Her face was tanned, and Armani was keeping his side of the bargain. She looked younger, more poised and healthier than when I last saw her only four days ago. Thornhill and Trebitsch shook my hand without emotion when Vanessa reintroduced us, then headed off in other directions, neither daring to speak to the other as they went. She was secure enough of her position to wave the visitors on their way, as though it was she who’d called the meeting. After they’d gone, she collected some message slips from Sally on her way back into her private office.
“Benny,” Sally said, breaking in on my sudden infatuation with my client’s presence, even in her absence. “Here’s a copy of that will you were asking about.” I must have had a stupid look on my face as I stared at the closed door to Vanessa’s private office, because Sally repeated what she’d just said. I said some calming words to myself and cleared my throat.
“Thanks, Sally, I won’t keep it long.” I retreated to an unoccupied corner and sat in the mock shade of one of those indoor trees with trunks that look as if they’ve been woven from the trunks of three or four smaller trees. The leaves were narrow and pointed and didn’t really give any shade. The lighting in the office banished shadows of all kinds. I sat down on the edge of the window ledge.
The will was long and complicated. It had been drawn up by Raymond Devlin on the kind of paper that is made from royal bedsheets. After a number of small bequests, including the gift of his cello to the University of Toronto’s Hart House collection of stringed instruments, the bulk of the estate was divided among several trusts. There were sections on the setting up of the Plevna Foundation. Both Bob Foley and Philip Rankin were named to it.

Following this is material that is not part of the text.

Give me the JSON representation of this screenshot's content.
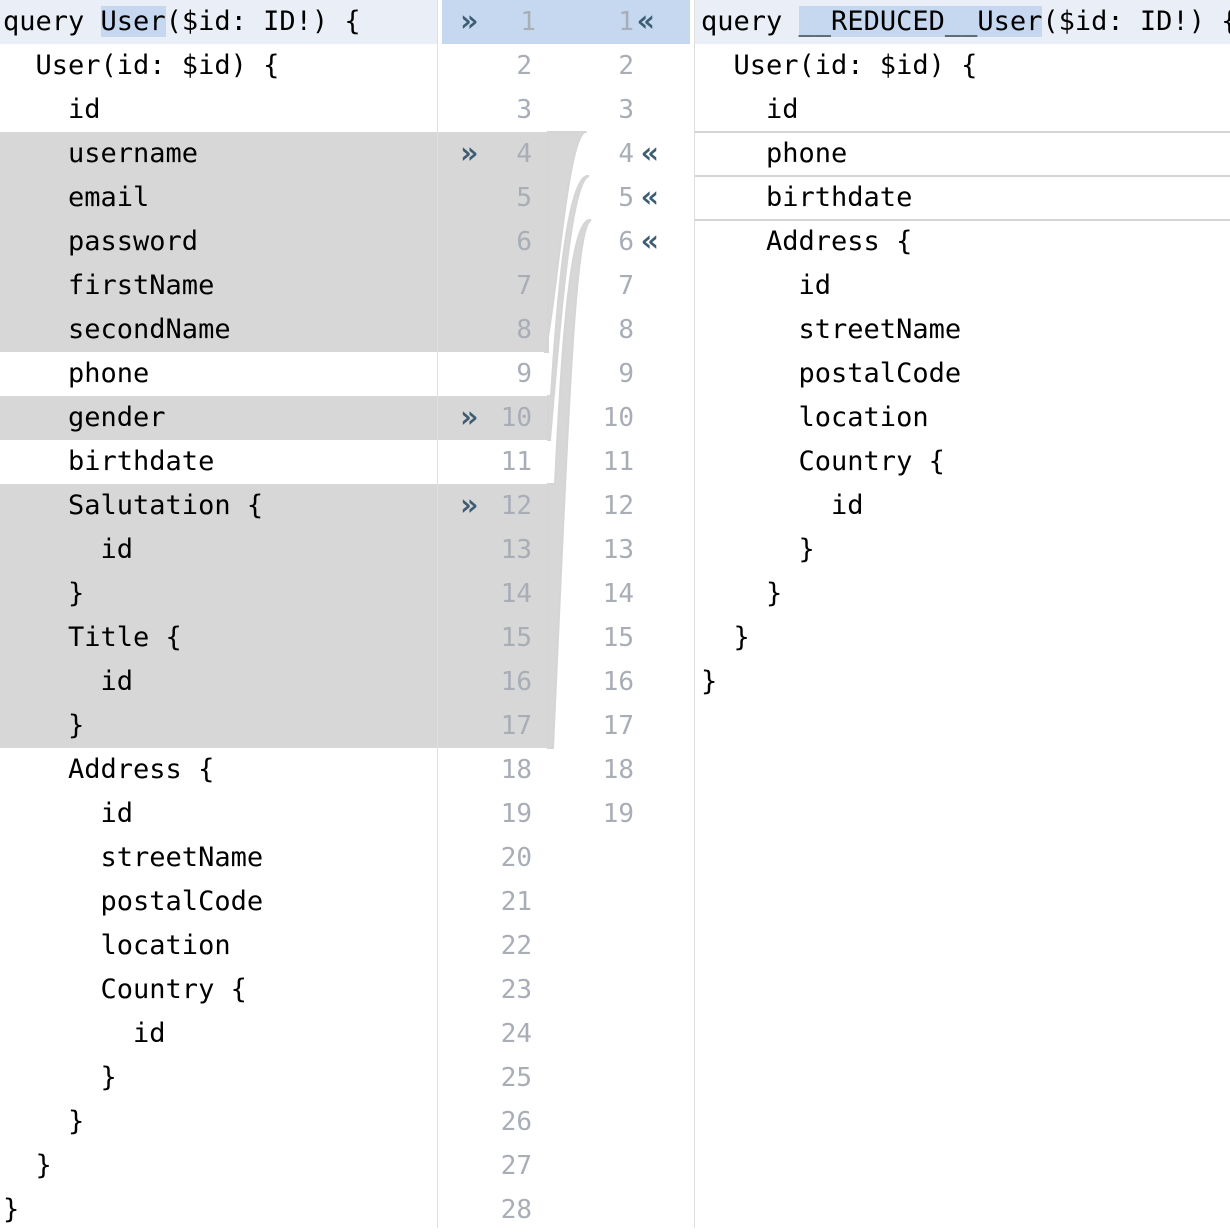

Its direction and the direction of the rest of the will were left in the capable hands of the sole executor, Raymond Devlin. The will was dated March second, three years ago. It was witnessed by two women, whose names appeared again with affidavits that they had indeed witnessed the signing of the will I was holding. I looked at the scrawled signature of Dermot Keogh in all the places where his signature was supposed to appear. The bottom of each page was initialled. It looked as legal as hell. I couldn’t argue with it. But, there was nothing about a palliative care unit on any of its fifteen pages. Nor had he disposed of his collection of motorcycles. That left me something to chew on.
It was nearly five when Vanessa finally sent for me. She was seated behind her desk, but got up and walked around the desk to greet me with a double bussing until my cheeks shone with gratitude and pleasure. “Benny, you know, I often thought of you during the weekend. You mustn’t let it go to your head, but you were missed.” She sat on one of the couches that flanked a glass-topped coffee table and indicated that I was to join her. I did. “Now, tell me what you’ve been doing while I was on the coast.”

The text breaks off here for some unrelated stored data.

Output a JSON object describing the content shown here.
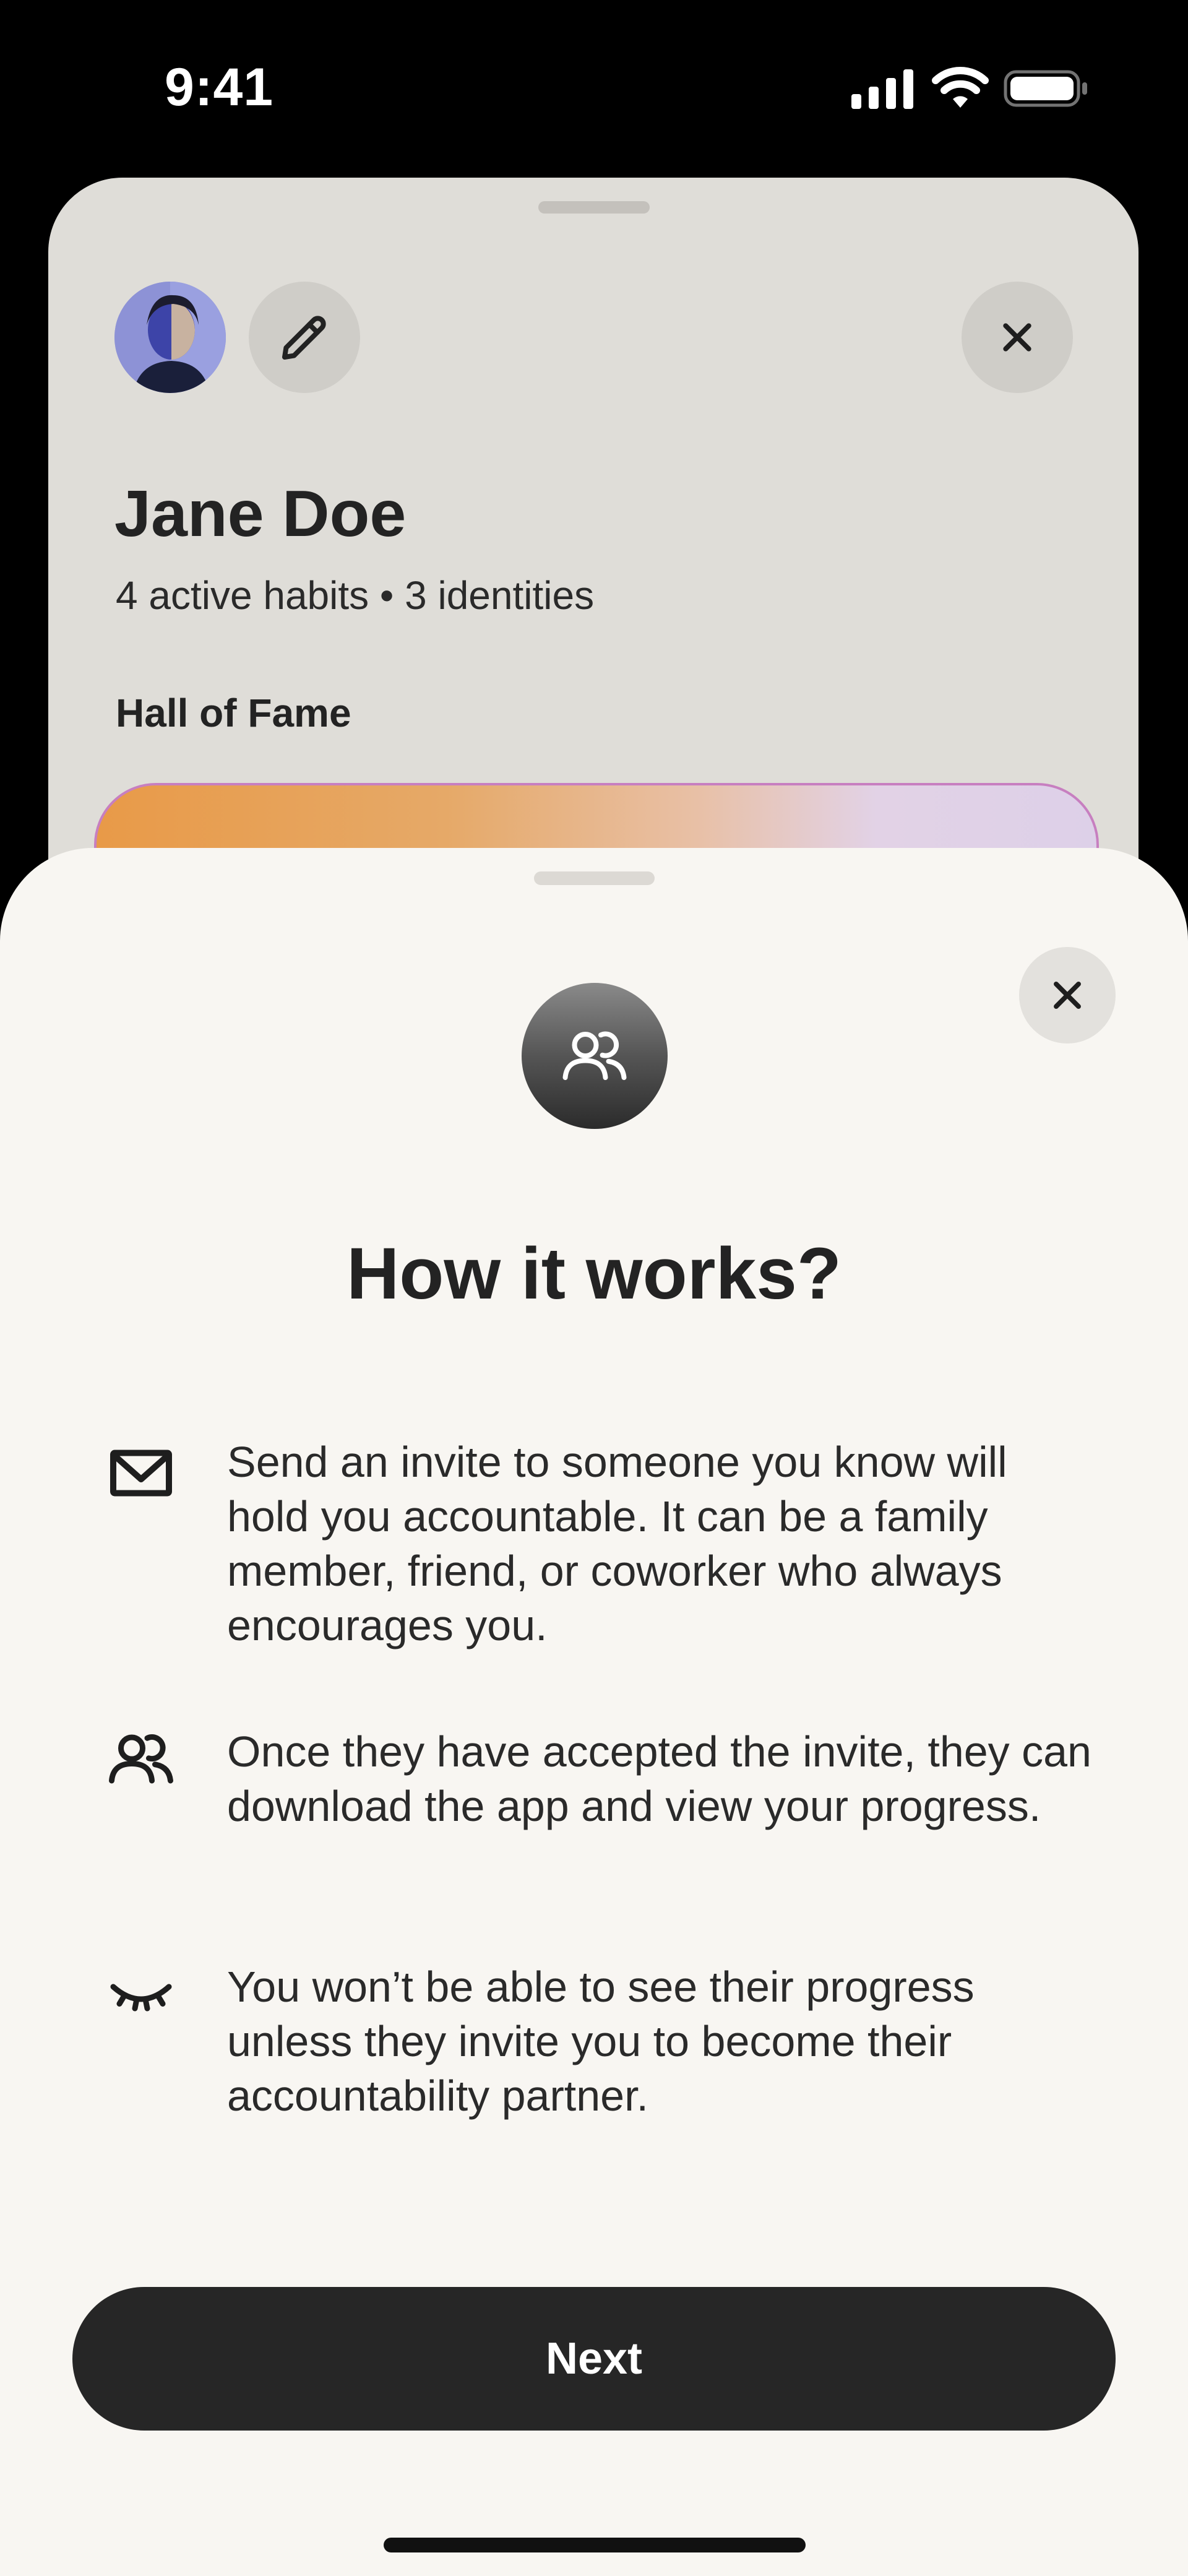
{
  "status_bar": {
    "time": "9:41",
    "icons": [
      "cellular-signal-icon",
      "wifi-icon",
      "battery-icon"
    ]
  },
  "profile": {
    "name": "Jane Doe",
    "stats": "4 active habits • 3 identities",
    "hall_of_fame_title": "Hall of Fame",
    "icons": {
      "avatar": "avatar",
      "edit": "pencil-icon",
      "close": "close-icon"
    }
  },
  "modal": {
    "title": "How it works?",
    "badge_icon": "users-icon",
    "close_icon": "close-icon",
    "steps": [
      {
        "icon": "envelope-icon",
        "text": "Send an invite to someone you know will hold you accountable. It can be a family member, friend, or coworker who always encourages you."
      },
      {
        "icon": "users-icon",
        "text": "Once they have accepted the invite, they can download the app and view your progress."
      },
      {
        "icon": "eye-closed-icon",
        "text": "You won’t be able to see their progress unless they invite you to become their accountability partner."
      }
    ],
    "next_label": "Next"
  },
  "colors": {
    "modal_background": "#f8f6f2",
    "profile_background": "#dfddd8",
    "button_dark": "#262626",
    "hall_card_gradient_start": "#e89a48",
    "hall_card_gradient_end": "#ddd0e8"
  }
}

I gave a fair rendering of my activities as far as seemed best. I held back a few things that I thought she shouldn’t know about just then. I didn’t want to hamper my own investigation by having too many people know as much as I did.

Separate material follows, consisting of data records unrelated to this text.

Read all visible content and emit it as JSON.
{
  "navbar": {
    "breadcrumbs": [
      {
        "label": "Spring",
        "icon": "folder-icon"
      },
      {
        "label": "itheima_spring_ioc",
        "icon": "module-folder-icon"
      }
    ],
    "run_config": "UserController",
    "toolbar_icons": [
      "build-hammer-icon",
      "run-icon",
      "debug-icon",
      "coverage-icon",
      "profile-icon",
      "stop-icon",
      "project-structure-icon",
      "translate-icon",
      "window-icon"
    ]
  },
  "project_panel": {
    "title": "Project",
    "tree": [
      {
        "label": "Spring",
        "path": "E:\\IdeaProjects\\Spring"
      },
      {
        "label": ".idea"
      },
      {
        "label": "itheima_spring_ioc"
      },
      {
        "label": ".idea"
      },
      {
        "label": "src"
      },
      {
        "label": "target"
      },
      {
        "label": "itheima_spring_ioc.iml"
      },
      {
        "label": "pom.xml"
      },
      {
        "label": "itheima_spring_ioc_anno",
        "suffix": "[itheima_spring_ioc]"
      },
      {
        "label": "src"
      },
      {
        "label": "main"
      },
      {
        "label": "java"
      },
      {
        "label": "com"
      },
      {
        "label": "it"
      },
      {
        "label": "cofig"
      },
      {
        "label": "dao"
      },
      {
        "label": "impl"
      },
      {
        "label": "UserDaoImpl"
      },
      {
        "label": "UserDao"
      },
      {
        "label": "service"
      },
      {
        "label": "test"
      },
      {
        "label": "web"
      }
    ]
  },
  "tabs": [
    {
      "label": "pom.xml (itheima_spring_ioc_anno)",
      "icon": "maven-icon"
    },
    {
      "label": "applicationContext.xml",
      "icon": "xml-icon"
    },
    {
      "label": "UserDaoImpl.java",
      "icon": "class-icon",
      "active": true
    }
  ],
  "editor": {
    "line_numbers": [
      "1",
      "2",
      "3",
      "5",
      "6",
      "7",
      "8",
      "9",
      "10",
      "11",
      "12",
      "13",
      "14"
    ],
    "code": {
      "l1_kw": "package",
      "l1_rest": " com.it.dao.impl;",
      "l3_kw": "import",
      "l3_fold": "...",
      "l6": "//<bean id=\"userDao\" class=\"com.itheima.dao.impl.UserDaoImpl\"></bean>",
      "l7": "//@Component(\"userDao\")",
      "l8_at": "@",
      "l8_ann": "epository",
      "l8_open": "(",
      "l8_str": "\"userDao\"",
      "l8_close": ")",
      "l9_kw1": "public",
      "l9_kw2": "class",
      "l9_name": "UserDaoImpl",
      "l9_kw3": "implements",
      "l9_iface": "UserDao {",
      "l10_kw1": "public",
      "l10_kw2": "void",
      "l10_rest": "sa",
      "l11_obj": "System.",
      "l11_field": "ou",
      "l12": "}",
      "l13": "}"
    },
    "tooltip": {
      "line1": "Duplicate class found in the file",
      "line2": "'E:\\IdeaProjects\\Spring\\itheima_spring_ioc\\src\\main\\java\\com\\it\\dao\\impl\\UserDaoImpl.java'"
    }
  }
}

“You’ve been busy,” she acknowledged.
“So have you, Vanessa. I’m all admiration.”
“I was playing dirty pool in L.A., Benny. I got Warners and the others to sign contracts with a clause that lets them off the hook if I’m suddenly no longer head of Entertainment. They didn’t like it, but they could see that that would give them the power to go on dealing with me for a while. Nobody down there wants to break in a new head right now.”
“Is that legal?”
“They signed it, so it’s legal. Irregular but solid enough to put them off trying to break it.”
“What’s next?”
“I need to clean off this desk. It’ll take me a few minutes.”
“So, you don’t need me for the next half-hour?”
“Benny, I’m Vanessa Moss, and I don’t need anyone. I survived a coup right here in this office ten minutes ago, and I was terrific! You should have seen me! Oh, Benny, I was good!”